The Ministry of Energy has formally requested Parliament to suspend the deliberations on the controversial Ghana Energy Regulatory Authority Bill, which proposes the merger of the Electricity Company of Ghana (ECG) and the Northern Electricity Distribution Company (NEDCo).
The move comes amid growing concerns and opposition surrounding the potential impact of the merger on the country’s electricity distribution framework and overall energy sector.
The request as detailed in a press statement issued by the Minister of State at the Energy Ministry Herbert Krapah, urges Parliament to hold on with further discussions on the bill.
“The Ministry respectfully requests Parliament to suspend consideration of the aforementioned Bill to enable us to hold further consultative,” the statement read.

The Ghana Energy Regulatory Authority Bill seeks to consolidate the operations of ECG and NEDCo, Ghana’s two major electricity distribution companies. Proponents of the bill argue that merging the two entities would improve operational efficiency, reduce duplication, and streamline electricity distribution across the country.
The proposed merger has sparked significant debate among stakeholders, including labor unions, energy experts, and opposition parties. Critics of the bill fear that merging ECG, which operates primarily in the southern part of Ghana, with NEDCo, which covers the northern regions, could lead to job losses, regional imbalances, and operational challenges.
There are also concerns about governance issues and whether the merger would truly result in cost savings and improved service delivery.

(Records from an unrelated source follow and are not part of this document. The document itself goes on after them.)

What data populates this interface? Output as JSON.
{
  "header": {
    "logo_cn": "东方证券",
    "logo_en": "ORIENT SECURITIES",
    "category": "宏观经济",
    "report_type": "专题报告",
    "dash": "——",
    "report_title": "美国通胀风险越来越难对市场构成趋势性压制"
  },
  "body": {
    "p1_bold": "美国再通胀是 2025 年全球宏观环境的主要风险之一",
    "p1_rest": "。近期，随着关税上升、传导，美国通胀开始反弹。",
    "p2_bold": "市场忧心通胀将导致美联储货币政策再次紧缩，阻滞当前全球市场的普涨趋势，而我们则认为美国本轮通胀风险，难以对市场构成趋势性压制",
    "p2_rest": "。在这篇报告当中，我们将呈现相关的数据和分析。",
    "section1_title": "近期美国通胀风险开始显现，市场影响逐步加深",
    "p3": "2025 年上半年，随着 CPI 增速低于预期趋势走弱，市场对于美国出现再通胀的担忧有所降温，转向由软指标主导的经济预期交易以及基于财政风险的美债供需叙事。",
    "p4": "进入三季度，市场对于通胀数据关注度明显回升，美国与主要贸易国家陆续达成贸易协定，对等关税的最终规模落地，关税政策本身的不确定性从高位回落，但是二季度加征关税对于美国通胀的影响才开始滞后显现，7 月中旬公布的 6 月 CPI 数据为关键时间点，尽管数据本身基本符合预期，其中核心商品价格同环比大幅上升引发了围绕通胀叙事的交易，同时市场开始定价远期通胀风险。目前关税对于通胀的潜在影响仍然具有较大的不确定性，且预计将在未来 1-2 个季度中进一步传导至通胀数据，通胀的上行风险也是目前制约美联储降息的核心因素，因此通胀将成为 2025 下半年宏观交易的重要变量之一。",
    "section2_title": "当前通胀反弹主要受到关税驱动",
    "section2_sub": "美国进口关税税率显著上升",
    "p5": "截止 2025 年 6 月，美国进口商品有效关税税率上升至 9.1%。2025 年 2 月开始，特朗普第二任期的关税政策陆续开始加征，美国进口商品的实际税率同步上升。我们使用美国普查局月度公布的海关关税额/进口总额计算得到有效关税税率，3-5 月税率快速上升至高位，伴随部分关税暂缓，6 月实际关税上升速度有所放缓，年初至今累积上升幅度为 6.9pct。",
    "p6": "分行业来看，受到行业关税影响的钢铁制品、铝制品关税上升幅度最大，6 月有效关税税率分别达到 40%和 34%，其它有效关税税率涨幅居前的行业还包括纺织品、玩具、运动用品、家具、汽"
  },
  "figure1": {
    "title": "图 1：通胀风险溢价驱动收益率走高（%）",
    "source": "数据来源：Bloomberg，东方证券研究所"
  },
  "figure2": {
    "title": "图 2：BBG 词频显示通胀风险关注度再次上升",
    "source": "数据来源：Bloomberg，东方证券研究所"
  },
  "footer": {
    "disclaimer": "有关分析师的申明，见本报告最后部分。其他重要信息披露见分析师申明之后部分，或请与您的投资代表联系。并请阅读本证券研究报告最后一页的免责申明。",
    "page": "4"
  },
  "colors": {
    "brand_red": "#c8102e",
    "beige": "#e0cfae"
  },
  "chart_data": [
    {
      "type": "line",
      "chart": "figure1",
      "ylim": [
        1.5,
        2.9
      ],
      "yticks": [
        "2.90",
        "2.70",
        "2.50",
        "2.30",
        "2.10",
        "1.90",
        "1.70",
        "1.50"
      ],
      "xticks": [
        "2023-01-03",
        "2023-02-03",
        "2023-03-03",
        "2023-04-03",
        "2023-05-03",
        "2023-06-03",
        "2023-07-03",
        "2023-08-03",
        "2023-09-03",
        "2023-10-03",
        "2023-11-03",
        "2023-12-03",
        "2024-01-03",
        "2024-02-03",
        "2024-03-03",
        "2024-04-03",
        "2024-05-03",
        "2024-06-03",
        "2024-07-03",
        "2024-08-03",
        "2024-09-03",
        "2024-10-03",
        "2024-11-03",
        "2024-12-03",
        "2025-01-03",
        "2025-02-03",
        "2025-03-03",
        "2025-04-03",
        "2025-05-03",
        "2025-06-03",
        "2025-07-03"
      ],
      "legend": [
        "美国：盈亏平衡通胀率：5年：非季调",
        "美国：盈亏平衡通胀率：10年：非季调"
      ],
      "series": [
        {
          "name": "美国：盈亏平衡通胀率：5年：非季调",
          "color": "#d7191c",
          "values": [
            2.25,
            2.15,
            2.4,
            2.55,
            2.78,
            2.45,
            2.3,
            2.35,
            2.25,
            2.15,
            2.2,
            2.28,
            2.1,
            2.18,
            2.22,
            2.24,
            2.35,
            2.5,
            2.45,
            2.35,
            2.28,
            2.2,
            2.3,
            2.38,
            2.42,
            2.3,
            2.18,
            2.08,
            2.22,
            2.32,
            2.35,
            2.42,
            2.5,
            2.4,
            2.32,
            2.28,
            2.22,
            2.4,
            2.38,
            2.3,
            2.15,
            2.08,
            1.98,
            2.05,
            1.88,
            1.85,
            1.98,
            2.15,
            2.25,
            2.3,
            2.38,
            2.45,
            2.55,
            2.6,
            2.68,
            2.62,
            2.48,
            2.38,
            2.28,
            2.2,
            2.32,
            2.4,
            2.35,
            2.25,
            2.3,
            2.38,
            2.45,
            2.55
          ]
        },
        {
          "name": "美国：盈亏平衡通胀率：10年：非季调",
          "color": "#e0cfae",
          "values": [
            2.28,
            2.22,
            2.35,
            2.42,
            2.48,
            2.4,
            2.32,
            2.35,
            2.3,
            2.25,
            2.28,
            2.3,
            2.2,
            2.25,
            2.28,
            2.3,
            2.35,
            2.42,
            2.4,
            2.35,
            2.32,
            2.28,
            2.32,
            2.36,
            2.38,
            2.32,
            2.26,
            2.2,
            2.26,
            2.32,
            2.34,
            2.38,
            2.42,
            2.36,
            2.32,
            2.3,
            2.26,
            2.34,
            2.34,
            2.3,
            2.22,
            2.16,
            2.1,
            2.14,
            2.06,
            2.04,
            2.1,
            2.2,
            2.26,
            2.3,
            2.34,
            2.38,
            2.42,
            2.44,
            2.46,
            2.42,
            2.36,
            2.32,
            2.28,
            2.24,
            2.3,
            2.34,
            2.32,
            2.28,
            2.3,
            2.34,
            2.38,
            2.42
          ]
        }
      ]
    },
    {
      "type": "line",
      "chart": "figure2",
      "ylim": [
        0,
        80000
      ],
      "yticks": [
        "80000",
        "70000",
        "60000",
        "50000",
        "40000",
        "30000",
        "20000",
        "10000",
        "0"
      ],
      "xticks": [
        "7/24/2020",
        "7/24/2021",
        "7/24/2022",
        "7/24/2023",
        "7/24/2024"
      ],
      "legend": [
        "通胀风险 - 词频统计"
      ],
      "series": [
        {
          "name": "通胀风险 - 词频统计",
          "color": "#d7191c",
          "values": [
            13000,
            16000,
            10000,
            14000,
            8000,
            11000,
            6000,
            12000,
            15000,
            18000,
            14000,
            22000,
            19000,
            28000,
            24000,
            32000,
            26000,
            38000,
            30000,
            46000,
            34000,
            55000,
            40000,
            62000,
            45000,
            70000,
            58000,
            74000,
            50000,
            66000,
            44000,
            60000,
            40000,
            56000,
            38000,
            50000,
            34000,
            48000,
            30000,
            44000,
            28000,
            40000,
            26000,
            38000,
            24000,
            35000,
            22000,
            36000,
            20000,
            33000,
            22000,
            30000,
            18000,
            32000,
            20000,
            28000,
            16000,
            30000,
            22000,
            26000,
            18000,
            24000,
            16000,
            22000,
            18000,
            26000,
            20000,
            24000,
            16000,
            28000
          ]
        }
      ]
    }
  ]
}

The Ministry of Energy’s request for Parliament to suspend the bill signals a need for further consultation and reconsideration of the proposed policy.

The ministry may seek to address the concerns raised by stakeholders and evaluate whether the merger is the most viable solution for improving the country’s energy distribution sector.
The bill is part of the government’s broader strategy to reform the energy sector, which has faced significant challenges, including financial inefficiencies, power supply disruptions, and the need for improved revenue collection. However, the proposed solution of merging ECG and NEDCo may require more robust analysis to ensure it addresses these underlying issues without creating new challenges.